La ministre des Affaires étrangères perd également de son aura auprès de la population. Au cours de sa seconde année présidentielle, elle figure même en avant-dernière position dans le classement des ministres les plus appréciés, devançant seulement le ministre de la Défense Ueli Maurer. Mais son but n’est pas de se faire aimer, ni du Parlement ni de la population, mais de défendre les intérêts de la Confédération à l’étranger.

Or dans ce domaine, beaucoup, même parmi ses adversaires, reconnaissent son engagement constant, tout au long de ses 9 ans passés au gouvernement, en faveur des droits humains et des Conventions de Genève. Pour relancer la tradition de médiation dans les conflits, qui s’était affaiblie depuis la fin de la Guerre froide. Pour faire assumer un rôle plus active à la diplomatie suisse au sein des organismes internationaux. En somme, pour rendre la petite Suisse plus visible dans le monde.

1945: Micheline Calmy-Rey naît le 8 juillet à Sion. Elle reste en Valais jusqu’à l’âge de 19 ans.

1968: obtient une licence ès Sciences politiques à l’université de Genève.

1974: entre au Parti socialiste genevois et travaille jusqu’en 1997 comme administratrice et directrice d’une entreprise familiale de distribution de livres.

1981-1997: membre du parlement cantonal de Genève.

1986-1990 et 1993-2002: présidente du Parti socialiste genevois.

1997-2002: membre du gouvernement cantonal genevois (responsable des Finances).

2003-2011: membre du gouvernement fédéral en charge des Affaires étrangères.

2007 et 2011: assume la présidence tournante de la Confédération.

Micheline Calmy-Rey a «gagné» toutes les votations fédérales relatives à la politique étrangères durant ses 9 années passées à la tête du DFAE:

5 juin 2005: le peuple approuve par 54,6% l’adhésion de la Suisse aux accords de Schengen et de Dublin.

25 septembre 2005: 56% des citoyens acceptent l’extension de l’Accord sur la libre circulation des personnes aux dix nouveaux Etats membres de l’UE.
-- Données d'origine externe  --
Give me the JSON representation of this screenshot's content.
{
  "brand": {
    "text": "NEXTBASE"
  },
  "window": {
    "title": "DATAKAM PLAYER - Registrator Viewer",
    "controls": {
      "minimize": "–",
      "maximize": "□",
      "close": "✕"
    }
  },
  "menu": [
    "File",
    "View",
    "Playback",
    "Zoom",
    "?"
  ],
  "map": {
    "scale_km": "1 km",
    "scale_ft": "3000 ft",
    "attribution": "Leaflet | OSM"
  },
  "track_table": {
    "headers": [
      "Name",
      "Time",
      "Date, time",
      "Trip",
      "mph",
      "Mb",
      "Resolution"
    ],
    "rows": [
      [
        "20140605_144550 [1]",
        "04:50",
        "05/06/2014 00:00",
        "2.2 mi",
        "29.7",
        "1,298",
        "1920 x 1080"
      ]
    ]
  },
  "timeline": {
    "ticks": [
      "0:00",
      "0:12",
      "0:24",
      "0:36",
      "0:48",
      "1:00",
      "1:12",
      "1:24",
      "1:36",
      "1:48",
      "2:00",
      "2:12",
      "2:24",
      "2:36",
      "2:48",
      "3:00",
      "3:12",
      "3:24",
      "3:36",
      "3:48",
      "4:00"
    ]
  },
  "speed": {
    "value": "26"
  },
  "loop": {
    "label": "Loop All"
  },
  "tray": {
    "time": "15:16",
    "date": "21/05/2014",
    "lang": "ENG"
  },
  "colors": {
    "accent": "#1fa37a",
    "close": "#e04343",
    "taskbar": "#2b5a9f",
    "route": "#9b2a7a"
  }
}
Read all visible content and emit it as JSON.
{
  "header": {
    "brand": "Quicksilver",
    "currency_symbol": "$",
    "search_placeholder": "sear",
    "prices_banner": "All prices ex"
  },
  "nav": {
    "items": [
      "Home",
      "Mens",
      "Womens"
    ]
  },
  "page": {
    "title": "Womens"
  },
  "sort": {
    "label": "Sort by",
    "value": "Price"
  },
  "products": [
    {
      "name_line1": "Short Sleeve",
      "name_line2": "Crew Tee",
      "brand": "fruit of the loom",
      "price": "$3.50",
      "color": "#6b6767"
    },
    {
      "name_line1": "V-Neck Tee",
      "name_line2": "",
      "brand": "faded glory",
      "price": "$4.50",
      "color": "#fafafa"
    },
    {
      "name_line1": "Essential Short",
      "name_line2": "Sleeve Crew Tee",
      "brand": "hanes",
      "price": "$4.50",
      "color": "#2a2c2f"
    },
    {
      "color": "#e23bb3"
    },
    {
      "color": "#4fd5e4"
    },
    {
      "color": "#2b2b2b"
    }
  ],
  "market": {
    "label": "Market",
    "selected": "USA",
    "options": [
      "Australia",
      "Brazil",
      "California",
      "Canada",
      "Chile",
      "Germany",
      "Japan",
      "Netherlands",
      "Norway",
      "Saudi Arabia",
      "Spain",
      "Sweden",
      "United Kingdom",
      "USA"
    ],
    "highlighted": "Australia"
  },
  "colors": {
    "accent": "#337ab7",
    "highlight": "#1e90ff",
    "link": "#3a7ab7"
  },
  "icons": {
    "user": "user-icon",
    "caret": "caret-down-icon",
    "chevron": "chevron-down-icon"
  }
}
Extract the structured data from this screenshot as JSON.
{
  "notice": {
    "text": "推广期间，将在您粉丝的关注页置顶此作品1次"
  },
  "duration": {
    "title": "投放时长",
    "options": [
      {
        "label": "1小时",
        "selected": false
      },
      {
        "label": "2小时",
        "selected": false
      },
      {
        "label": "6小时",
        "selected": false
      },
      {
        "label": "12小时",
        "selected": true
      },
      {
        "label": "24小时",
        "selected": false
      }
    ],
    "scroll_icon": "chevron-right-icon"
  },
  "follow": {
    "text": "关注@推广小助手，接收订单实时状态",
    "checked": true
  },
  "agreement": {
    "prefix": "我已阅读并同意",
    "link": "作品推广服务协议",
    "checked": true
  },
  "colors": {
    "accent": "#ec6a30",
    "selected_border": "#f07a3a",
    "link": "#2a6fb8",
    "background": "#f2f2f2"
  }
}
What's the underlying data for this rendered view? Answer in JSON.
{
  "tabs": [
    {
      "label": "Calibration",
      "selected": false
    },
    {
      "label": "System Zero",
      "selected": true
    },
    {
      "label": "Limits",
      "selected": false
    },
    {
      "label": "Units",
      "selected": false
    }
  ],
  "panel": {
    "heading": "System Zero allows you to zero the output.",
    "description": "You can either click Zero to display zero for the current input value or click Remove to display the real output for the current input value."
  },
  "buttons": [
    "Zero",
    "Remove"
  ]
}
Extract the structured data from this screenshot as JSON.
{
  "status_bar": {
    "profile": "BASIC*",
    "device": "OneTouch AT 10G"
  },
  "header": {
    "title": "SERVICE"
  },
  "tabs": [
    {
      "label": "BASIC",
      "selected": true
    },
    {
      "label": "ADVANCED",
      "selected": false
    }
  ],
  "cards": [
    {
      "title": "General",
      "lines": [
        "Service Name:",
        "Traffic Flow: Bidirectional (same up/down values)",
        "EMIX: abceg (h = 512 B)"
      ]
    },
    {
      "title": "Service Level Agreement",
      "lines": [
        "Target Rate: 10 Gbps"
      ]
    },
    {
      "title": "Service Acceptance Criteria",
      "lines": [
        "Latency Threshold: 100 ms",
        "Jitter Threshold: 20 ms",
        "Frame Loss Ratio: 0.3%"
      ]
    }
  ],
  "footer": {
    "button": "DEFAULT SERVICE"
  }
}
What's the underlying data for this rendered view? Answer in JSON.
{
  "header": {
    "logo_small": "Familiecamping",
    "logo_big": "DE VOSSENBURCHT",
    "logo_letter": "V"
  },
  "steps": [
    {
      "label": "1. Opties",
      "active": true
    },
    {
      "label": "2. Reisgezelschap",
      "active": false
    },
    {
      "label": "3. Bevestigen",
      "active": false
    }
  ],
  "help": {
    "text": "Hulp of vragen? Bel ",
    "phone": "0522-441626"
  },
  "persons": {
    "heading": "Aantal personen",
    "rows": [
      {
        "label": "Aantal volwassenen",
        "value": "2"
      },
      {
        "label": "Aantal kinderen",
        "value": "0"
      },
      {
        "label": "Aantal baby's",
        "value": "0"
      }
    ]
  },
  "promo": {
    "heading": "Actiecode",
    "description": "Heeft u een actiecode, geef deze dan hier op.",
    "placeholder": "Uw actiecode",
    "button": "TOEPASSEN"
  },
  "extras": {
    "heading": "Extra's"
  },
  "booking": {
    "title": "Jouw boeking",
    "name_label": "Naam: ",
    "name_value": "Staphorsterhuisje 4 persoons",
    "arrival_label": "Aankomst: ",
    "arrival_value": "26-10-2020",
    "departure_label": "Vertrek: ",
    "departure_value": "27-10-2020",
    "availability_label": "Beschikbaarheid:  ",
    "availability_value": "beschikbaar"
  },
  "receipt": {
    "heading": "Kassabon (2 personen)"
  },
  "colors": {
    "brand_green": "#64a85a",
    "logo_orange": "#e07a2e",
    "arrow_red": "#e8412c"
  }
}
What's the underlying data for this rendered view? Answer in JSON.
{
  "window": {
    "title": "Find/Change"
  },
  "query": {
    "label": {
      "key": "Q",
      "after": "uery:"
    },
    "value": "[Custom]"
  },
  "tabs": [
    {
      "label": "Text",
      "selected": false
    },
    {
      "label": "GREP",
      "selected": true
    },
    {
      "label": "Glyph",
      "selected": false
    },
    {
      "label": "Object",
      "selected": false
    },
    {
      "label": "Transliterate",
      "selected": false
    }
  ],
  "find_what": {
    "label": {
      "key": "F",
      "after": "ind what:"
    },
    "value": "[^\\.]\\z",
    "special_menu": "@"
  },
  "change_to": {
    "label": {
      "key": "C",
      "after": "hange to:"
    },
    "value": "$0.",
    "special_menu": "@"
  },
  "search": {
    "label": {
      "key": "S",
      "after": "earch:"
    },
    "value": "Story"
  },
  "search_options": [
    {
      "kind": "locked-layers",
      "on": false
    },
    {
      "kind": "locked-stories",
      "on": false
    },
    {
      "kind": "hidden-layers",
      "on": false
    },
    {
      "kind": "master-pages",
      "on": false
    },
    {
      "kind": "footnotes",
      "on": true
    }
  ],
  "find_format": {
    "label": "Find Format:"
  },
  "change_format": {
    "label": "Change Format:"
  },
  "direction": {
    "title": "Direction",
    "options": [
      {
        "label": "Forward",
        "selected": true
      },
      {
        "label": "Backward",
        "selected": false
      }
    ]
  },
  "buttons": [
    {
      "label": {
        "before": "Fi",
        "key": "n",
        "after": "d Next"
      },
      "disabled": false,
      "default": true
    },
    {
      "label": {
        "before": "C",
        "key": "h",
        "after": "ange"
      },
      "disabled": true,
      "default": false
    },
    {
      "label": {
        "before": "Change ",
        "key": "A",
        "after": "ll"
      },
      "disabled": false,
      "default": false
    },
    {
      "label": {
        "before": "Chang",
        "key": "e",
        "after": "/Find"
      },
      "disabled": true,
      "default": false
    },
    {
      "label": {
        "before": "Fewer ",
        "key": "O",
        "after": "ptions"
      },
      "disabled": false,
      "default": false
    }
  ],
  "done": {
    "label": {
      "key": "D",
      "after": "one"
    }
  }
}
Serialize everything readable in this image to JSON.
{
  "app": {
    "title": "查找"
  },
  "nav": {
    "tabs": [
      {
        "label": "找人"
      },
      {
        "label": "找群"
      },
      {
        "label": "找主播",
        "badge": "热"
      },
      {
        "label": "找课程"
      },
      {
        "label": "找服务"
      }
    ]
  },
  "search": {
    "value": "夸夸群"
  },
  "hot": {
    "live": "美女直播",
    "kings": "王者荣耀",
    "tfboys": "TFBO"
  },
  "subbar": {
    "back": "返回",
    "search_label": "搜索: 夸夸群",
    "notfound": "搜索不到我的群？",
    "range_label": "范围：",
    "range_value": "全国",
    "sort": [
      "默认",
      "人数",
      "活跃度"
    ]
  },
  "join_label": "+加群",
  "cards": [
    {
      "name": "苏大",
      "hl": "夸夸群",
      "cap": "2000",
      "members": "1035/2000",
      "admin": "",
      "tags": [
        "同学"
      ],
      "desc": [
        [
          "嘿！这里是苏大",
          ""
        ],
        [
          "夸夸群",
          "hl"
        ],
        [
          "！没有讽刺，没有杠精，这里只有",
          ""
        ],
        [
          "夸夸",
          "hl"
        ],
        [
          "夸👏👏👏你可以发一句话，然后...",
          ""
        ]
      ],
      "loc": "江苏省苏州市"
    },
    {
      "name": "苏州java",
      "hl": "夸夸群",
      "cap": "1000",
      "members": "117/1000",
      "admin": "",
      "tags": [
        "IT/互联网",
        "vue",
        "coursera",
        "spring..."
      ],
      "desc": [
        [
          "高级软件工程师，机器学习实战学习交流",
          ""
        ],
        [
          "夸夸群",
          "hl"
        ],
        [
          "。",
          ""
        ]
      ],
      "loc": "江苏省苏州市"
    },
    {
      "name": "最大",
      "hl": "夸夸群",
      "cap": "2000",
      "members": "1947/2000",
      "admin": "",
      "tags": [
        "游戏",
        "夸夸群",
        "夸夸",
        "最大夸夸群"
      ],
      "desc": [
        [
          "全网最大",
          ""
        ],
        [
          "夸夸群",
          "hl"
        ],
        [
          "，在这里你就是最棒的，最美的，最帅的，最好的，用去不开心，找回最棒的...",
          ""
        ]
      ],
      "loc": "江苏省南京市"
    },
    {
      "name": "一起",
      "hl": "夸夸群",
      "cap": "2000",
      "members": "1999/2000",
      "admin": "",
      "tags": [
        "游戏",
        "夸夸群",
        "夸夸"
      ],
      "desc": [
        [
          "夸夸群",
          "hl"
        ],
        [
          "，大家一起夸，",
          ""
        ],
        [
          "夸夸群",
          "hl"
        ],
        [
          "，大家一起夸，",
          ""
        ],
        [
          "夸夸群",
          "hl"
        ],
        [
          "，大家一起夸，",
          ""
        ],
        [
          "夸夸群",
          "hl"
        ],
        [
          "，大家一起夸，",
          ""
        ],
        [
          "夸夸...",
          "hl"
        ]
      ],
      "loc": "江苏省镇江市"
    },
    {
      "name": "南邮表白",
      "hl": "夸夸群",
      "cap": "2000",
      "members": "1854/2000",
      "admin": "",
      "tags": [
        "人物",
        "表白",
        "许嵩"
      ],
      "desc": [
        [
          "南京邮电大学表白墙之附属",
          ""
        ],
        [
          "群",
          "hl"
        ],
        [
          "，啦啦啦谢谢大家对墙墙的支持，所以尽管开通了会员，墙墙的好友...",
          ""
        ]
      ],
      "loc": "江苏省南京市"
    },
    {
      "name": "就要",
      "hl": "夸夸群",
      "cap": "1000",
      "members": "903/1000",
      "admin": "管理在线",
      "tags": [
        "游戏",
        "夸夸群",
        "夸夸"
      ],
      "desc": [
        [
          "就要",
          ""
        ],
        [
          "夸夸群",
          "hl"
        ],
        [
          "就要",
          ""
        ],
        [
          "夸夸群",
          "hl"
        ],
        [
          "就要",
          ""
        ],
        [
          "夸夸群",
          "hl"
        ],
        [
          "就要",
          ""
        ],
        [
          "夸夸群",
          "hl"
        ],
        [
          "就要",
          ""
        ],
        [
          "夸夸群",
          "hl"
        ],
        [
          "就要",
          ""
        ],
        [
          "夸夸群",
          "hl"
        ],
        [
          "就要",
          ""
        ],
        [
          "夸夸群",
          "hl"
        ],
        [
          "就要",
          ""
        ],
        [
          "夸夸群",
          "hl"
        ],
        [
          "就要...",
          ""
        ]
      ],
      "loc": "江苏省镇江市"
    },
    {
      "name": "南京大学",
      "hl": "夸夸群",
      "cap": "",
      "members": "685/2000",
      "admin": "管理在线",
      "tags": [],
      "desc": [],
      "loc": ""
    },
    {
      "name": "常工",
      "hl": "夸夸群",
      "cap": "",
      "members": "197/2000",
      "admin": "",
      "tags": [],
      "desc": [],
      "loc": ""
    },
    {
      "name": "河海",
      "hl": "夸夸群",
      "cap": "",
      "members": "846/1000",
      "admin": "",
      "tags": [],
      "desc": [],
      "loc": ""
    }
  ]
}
26 novembre 2006: une contribution d’un milliard de francs destinées à favoriser le développement économique et la démocratisation dans les Etats de l’Europe de l’Est est acceptée par 53,4% des Suisses.

8 février 2009: 59,6% des citoyens s’expriment en faveur de l’extension de l’Accord sur la libre circulation des personnes à la Bulgarie et à la Roumanie.

17 mai 2009: l’introduction du passeport biométrique, conforme aux standards prévus par l’Accord de Schengen, est soutenue par 50,1% des votants.